We evaluated test case by test case. One check looked automatically at the decision, approved, denied, or needs review. Then we manually evaluated whether the reasoning and the policy reference were correct, because even a right decision with wrong reasoning is a problem. We also marked answers as incorrect when the response was very long, since this is meant to be a text-message interaction, and a long answer is not suited for that.

The results

Across the runs it came out roughly fifty-fifty. The best combination was GPT-5 with the structured prompt, at 86% accuracy, six of the seven cases. The same model with the basic placeholder prompt dropped to 43%. The structured XML formatting significantly outperformed the placeholders, and Claude Opus and Gemini 2.5 also achieved good accuracy with the structured prompt.

Cost told its own story. For a successful response, GPT-5 cost 0.028. Claude Opus was almost three times more. Gemini 2.5 had a very low cost with similar accuracy. At scale this is not a rounding error: Ramp has thousands of customers, each with tens or hundreds of employees, so a feature like this could be called millions of times a month, and the difference between the top models could run into hundreds of thousands or millions.

The surprising part

The detailed edge-case instructions in the third prompt actually made it worse for GPT-5, not better. When the edge cases were added, performance dropped.
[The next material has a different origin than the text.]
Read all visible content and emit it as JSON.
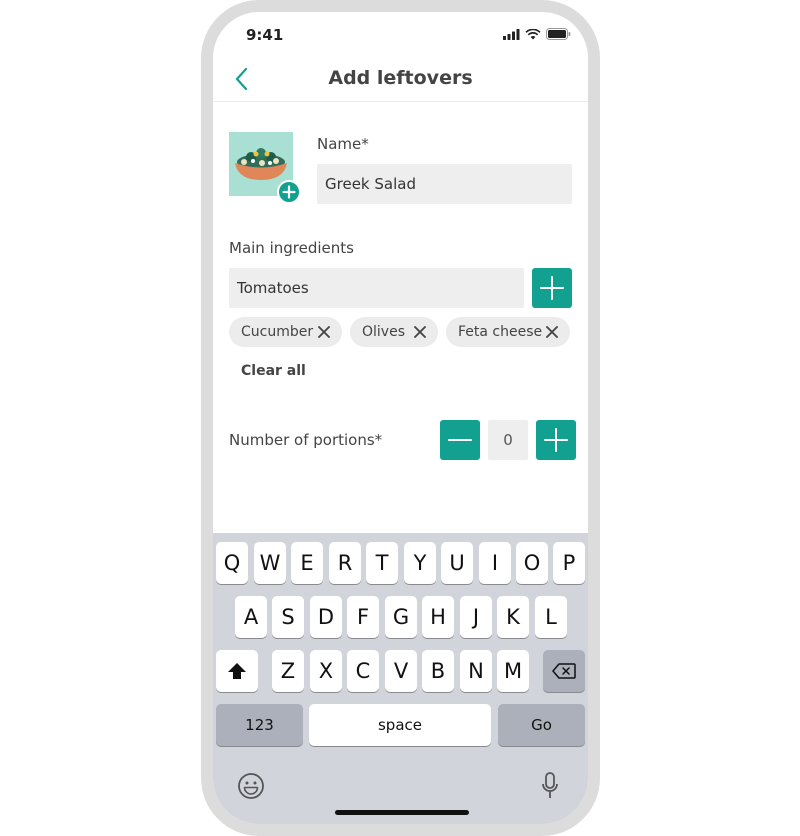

The feature also struggled most on travel and work-from-home expenses, which is where extra instructions could help in a future iteration.

The sample was small, only seven test cases, so it needs more thorough testing before you can be confident in the numbers. But the pattern is the kind of learning you only get by experimenting systematically on the exact problem: structure helped, the most expensive model was not the cheapest path to the same accuracy, and an instruction added to help can quietly hurt.